I grew up very torn between two cultures never really understanding my identity. When you grow up with two different backgrounds it can be hard for others to understand why it can affect you so much. Now that I am at a stage in my life where I am understanding that I define myself it is a lot easier to talk about. I understand now more than ever that the only true barriers are the ones that exist in your own mind. As an indigenous woman I understand the statistics and I understand the stereotypes. I choose personally to focus on empowering those around me and associating with like-minded individuals. It is more important to me to be an example and to bring light to those indigenous people who are making differences in their communities.
A huge struggle I’ve witnessed throughout my life does not stem from the stereotypes we place on each other, but from what we believe about ourselves. I think that low self-esteem is a huge epidemic in our world. I remember what it was like to be a teenager and not be comfortable in my own skin. What helped me tremendously was associating myself with people who have the results I want in life. I read books that were going to help me with my issues. Where you are going to be in the next five years depends on the top 5 people you associate with and the books you read. So choose wisely.

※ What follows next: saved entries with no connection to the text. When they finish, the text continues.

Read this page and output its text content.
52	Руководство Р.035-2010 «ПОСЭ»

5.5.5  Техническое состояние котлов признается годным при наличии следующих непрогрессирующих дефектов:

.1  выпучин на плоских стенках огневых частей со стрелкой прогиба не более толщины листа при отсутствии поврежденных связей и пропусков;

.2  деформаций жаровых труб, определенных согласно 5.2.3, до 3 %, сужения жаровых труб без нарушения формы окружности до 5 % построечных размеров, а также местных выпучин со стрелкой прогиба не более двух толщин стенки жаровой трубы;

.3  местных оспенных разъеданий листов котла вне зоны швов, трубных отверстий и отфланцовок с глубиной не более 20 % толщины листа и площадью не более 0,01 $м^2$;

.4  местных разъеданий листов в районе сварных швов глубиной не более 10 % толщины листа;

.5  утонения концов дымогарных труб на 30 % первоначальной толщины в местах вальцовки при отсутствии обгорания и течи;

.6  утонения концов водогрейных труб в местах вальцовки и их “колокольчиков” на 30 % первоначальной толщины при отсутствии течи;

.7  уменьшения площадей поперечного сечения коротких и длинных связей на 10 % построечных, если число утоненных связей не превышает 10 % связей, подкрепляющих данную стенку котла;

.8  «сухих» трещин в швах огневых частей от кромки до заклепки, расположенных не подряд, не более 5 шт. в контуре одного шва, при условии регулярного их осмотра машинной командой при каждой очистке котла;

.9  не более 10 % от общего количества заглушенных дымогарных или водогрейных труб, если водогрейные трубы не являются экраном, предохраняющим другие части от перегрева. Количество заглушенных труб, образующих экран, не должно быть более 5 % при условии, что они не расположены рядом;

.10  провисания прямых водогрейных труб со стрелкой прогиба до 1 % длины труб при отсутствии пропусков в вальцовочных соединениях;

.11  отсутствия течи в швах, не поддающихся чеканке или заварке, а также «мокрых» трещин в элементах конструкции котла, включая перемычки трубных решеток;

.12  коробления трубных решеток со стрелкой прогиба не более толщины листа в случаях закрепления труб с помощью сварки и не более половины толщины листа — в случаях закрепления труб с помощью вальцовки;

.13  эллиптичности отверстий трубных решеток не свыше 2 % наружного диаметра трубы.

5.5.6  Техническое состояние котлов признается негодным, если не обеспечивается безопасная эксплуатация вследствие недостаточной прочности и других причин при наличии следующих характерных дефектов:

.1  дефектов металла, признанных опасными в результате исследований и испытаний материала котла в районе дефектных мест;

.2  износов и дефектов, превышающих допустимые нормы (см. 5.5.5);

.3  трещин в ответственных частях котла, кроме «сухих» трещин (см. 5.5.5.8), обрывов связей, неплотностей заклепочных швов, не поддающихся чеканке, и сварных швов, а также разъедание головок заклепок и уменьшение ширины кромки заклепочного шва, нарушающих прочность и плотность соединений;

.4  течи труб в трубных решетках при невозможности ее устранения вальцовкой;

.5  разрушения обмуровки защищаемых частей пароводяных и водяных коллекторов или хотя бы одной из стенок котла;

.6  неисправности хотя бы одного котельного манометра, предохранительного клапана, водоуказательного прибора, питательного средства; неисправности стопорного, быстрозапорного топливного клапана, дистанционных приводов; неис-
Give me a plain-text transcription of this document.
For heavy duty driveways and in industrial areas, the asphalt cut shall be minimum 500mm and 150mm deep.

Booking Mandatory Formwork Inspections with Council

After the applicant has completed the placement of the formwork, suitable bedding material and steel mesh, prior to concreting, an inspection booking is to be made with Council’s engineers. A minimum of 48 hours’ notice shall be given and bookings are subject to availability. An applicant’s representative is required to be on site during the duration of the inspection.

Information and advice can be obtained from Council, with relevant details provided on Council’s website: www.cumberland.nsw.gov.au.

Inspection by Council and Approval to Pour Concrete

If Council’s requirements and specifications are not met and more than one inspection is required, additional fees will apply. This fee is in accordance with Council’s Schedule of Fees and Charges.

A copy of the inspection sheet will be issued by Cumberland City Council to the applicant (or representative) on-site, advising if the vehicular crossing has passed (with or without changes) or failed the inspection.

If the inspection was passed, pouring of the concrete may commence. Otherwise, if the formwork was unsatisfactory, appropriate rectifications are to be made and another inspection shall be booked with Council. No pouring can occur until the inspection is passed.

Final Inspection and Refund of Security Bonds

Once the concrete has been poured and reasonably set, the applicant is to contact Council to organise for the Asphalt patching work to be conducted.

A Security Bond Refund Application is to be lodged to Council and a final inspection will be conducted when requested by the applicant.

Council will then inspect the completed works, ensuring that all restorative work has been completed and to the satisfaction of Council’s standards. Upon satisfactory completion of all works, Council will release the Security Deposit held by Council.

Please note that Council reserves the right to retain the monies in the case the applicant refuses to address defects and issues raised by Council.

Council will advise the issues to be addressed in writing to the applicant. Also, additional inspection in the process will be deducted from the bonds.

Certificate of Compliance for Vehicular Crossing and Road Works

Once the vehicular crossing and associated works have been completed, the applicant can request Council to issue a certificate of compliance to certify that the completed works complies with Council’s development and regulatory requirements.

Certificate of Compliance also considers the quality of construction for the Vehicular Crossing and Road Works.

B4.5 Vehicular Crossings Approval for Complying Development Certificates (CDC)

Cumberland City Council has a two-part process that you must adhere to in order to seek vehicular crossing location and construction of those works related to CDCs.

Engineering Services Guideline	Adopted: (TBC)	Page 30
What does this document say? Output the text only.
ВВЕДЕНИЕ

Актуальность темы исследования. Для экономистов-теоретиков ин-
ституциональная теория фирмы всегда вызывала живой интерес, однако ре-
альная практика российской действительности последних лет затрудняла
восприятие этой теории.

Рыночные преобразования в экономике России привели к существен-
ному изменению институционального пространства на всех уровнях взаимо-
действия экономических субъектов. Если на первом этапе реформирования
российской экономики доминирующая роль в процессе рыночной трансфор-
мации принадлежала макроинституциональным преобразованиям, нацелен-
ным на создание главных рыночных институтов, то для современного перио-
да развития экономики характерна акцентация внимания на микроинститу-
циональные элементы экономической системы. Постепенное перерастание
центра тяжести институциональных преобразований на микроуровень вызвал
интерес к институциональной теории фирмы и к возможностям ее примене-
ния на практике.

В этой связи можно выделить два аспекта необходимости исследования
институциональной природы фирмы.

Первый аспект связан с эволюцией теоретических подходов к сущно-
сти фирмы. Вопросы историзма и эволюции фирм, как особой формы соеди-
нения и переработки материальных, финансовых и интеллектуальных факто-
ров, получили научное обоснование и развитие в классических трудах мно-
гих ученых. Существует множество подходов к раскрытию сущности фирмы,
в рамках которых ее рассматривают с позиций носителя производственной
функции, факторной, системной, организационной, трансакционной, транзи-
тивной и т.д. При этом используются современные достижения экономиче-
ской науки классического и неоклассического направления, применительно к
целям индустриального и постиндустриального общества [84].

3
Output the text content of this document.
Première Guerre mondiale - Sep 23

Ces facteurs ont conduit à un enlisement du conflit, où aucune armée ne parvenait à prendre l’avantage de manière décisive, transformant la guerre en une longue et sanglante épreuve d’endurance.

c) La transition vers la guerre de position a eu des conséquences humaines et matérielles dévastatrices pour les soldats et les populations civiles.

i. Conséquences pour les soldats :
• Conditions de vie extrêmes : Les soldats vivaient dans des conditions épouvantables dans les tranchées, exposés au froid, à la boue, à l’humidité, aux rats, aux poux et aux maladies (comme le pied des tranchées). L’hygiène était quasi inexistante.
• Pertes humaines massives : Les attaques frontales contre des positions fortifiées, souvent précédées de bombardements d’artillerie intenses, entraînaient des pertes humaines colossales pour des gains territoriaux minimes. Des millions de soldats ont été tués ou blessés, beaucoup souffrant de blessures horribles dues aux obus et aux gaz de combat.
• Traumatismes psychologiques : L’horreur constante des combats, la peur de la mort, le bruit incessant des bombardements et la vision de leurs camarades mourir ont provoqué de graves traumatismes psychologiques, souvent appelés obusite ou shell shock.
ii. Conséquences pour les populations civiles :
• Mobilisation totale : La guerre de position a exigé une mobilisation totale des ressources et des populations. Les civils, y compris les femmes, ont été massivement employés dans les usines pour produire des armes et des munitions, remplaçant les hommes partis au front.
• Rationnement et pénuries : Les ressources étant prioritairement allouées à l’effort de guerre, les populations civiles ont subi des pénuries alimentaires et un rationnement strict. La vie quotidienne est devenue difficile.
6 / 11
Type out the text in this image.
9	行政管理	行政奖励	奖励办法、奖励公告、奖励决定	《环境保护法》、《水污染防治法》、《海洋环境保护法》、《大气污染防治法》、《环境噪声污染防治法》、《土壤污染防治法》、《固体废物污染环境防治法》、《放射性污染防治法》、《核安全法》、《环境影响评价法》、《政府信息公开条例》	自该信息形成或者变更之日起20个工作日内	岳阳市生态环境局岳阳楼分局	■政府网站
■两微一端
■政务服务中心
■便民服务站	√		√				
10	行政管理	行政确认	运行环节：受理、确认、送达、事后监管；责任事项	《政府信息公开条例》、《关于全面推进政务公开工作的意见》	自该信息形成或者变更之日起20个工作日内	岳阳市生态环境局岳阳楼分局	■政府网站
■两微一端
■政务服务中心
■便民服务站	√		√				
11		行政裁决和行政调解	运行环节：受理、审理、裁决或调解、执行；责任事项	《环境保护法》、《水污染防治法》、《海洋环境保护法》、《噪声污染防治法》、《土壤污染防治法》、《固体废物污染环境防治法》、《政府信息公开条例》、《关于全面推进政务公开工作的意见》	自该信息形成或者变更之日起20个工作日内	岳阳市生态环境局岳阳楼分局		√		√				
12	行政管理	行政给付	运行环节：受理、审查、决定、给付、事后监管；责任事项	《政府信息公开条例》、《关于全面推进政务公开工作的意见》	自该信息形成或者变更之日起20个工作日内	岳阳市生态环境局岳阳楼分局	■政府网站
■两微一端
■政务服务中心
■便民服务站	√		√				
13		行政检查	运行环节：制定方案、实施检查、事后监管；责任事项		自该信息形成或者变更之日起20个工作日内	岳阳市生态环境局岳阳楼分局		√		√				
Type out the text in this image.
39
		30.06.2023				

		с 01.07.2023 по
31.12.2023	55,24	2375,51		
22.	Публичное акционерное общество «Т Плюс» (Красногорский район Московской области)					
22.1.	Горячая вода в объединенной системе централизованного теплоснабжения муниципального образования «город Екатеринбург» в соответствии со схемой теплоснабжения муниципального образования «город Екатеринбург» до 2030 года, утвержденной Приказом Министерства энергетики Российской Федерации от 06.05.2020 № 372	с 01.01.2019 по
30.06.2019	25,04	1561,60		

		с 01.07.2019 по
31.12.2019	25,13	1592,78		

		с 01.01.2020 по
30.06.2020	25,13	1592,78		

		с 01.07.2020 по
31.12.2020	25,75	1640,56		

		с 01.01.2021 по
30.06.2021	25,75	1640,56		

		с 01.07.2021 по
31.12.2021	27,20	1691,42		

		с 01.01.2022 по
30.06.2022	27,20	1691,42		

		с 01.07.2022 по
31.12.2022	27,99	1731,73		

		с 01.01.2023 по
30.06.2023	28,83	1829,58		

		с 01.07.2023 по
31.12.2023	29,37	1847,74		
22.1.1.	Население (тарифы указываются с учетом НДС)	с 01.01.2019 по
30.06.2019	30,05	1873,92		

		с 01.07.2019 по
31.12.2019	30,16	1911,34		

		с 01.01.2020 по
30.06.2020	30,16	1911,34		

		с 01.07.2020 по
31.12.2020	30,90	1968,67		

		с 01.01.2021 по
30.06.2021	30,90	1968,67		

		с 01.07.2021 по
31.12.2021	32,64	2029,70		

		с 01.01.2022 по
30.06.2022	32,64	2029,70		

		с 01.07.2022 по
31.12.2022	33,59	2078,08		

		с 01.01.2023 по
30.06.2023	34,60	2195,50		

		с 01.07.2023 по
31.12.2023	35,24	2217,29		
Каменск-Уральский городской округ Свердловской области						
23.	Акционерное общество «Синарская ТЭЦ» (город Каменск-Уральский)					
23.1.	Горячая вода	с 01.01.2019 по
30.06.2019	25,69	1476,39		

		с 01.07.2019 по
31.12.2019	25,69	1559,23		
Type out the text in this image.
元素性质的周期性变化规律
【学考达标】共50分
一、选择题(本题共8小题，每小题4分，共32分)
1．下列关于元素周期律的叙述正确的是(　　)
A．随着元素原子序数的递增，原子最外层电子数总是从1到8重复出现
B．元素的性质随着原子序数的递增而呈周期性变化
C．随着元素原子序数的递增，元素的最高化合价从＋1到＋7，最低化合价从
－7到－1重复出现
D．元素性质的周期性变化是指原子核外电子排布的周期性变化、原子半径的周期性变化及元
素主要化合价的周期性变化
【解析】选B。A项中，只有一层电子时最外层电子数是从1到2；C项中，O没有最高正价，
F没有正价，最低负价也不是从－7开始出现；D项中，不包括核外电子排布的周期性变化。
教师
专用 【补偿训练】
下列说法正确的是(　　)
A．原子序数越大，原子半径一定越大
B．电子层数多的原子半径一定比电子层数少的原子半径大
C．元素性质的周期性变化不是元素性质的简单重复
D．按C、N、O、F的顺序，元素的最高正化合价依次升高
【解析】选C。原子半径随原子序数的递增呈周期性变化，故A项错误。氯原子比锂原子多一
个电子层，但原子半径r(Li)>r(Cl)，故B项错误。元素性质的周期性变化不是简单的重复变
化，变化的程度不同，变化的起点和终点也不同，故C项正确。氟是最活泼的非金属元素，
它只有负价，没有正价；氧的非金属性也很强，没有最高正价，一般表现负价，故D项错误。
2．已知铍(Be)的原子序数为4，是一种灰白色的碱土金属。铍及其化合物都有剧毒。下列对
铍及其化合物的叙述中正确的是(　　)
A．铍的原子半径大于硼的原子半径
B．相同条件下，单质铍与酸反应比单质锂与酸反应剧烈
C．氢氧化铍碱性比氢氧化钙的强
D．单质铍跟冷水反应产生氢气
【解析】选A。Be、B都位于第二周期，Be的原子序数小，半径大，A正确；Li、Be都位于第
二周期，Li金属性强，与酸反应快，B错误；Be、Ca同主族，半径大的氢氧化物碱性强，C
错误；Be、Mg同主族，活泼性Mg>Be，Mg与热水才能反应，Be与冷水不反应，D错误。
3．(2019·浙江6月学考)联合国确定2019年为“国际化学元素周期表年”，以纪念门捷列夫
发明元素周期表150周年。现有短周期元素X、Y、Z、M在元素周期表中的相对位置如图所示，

I started the Indigenous Portrait Project as a way to search through what I knew about my own visual identity. I know that there are all walks of life in Indigenous communities so I feel it’s important for people to challenge what they believe Indigenous means. I’ve asked people in my communities to share their stories and I offer to take a few headshots for my blog. I did not place a deadline on this project and it is on-going. I really hope to open a few minds and help myself on my own journey of self-discovery.